A pattern begins to emerge. The Grimms first desexualized their tales – references to the act of sex were removed or minimized, and inferences or descriptions of pregnancy were either removed or sanitized- and in some instances the woman is made “ill” instead of pregnant. Fairies become witches or angels, giants become the devil, and in many cases enchantment is changed to instances of possession by evil spirits (as in Tom Thumb, wherein the pastor changes from declaring the cow enchanted to possessed). Where tales might originally be lessons about common sense or survival, or how to deal with birth, death, and sexuality, they are changed to lessons of morality and sin.
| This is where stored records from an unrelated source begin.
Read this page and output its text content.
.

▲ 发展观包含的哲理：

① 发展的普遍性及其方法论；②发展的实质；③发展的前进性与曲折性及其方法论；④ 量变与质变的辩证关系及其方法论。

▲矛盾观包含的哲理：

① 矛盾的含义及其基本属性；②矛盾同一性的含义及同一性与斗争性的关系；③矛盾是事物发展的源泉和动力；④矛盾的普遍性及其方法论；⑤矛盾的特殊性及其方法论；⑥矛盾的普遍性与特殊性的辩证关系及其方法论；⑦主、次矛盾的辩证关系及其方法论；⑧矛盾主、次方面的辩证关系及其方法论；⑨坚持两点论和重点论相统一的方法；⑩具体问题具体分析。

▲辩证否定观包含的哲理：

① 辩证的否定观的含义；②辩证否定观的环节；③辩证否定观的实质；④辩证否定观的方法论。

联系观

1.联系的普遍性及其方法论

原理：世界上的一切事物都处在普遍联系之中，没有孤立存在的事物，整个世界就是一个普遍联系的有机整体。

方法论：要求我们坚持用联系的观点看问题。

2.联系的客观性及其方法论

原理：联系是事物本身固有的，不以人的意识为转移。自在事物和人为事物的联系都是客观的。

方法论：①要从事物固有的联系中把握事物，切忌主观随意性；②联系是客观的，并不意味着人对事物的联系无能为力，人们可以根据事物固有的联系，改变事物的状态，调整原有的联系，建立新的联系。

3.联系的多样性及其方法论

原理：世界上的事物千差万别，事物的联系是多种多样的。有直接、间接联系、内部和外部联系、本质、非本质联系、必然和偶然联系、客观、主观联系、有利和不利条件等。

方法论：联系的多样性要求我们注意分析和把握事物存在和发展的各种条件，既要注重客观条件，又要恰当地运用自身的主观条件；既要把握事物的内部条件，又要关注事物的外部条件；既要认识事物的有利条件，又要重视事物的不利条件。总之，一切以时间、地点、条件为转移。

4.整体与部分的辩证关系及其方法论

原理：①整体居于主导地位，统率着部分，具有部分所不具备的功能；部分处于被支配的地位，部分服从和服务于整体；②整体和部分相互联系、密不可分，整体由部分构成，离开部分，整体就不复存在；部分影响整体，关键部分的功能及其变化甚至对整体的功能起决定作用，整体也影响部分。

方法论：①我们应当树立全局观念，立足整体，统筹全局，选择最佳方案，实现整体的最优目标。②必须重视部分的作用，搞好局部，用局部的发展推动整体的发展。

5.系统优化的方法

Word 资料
In all cases, the Grimms altered the fairy tales they had originally gathered in the interest of presenting a compilation that was more palatable to the Christian sensibilities of 19th Century Europe. And because of the immense success of the 1856 edition of their work, they had great influence upon the evolution of fairy tales in general. Their role in the Christianization of these tales, as we can see, was quite significant.